SMSが”いいえ”になっているため、[SMS]をクリックします。

[有効にする]のトグルをオンにして[保存]をクリックする。

メールOTP(ワンタイムパスワード)はテナントユーザーのSSPRに加え、マイクロソフトアカウントを持たないゲストユーザーの認証に使われます。
メールOTP(ワンタイムパスワード)を無効化するとゲストユーザーがサインインできなくなる可能性があるので注意してください。
移行ステータスを移行が進行中へ変更
移行ステータスを[移行が進行中]へ変更します。
これによりレガシポリシーと新しい認証ポリシーの両方が有効になるハイブリッド状態になります。
Microsoft Entra 管理センター>[保護とセキュリティ]>[認証方法]>[変更]より移行ステータスを変更します。

[移行が進行中]を選択し[保存]をクリックします。

レガシポリシーを無効化
レガシ MFA ポリシーとレガシ SSPR ポリシーを無効化します。この無効化作業を実施しないと移行ステータスを[移行が完了済み]へ変更することができません。また、前手順で移行ステータスを[移行が進行中]へ変更していない正しく無効化できません。
無効化はレガシ MFA ポリシーとレガシ SSPR ポリシーそれぞれのチェックを外したうえで[保存]をクリックすることで可能です。


移行ステータスを移行が完了済みへ変更
移行ステータスを[移行が完了済み]へ変更します。
これにより新しい認証ポリシーのみが有効になり移行が完了します。
Microsoft Entra 管理センター>[保護とセキュリティ]>[認証方法]>[変更]より移行ステータスを変更します。

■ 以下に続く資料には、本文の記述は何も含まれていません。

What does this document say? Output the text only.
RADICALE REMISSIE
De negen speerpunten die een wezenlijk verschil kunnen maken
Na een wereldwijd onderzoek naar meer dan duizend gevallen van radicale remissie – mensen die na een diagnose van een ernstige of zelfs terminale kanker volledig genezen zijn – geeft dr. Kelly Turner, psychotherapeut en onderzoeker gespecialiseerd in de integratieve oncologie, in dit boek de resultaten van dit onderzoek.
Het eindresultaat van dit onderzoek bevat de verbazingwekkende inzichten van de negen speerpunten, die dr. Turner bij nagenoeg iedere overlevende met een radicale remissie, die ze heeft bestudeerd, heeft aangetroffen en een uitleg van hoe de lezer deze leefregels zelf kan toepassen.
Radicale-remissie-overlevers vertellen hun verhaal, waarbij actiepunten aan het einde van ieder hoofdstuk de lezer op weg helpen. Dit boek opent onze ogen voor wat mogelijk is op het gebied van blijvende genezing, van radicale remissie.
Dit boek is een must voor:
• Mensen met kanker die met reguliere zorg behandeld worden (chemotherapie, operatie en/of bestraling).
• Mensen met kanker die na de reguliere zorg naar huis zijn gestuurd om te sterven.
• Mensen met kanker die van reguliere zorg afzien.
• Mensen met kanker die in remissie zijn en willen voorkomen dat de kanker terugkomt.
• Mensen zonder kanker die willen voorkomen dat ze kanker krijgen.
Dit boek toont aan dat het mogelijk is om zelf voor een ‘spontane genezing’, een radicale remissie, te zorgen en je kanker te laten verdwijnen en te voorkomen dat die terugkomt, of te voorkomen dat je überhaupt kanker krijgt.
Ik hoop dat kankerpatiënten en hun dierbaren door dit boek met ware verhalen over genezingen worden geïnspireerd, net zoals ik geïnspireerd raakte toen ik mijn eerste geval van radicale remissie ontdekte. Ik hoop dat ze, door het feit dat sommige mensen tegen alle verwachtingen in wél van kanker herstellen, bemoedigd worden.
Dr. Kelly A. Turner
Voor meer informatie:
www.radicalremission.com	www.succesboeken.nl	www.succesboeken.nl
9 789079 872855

[移行が完了済み]を選択し[保存]をクリックします。

まとめ
Microsoft Entra IDへのブランド変更とともに、認証管理はより統合的で強力なものへと進化しました。2025 年 9 月 30 日の期限までに新しい認証方法ポリシーへの移行を計画的に進め、Microsoft Entra IDが提供する最新のセキュリティ機能を最大限に活用しましょう。
本記事が、皆様のスムーズな移行の一助となれば幸いです。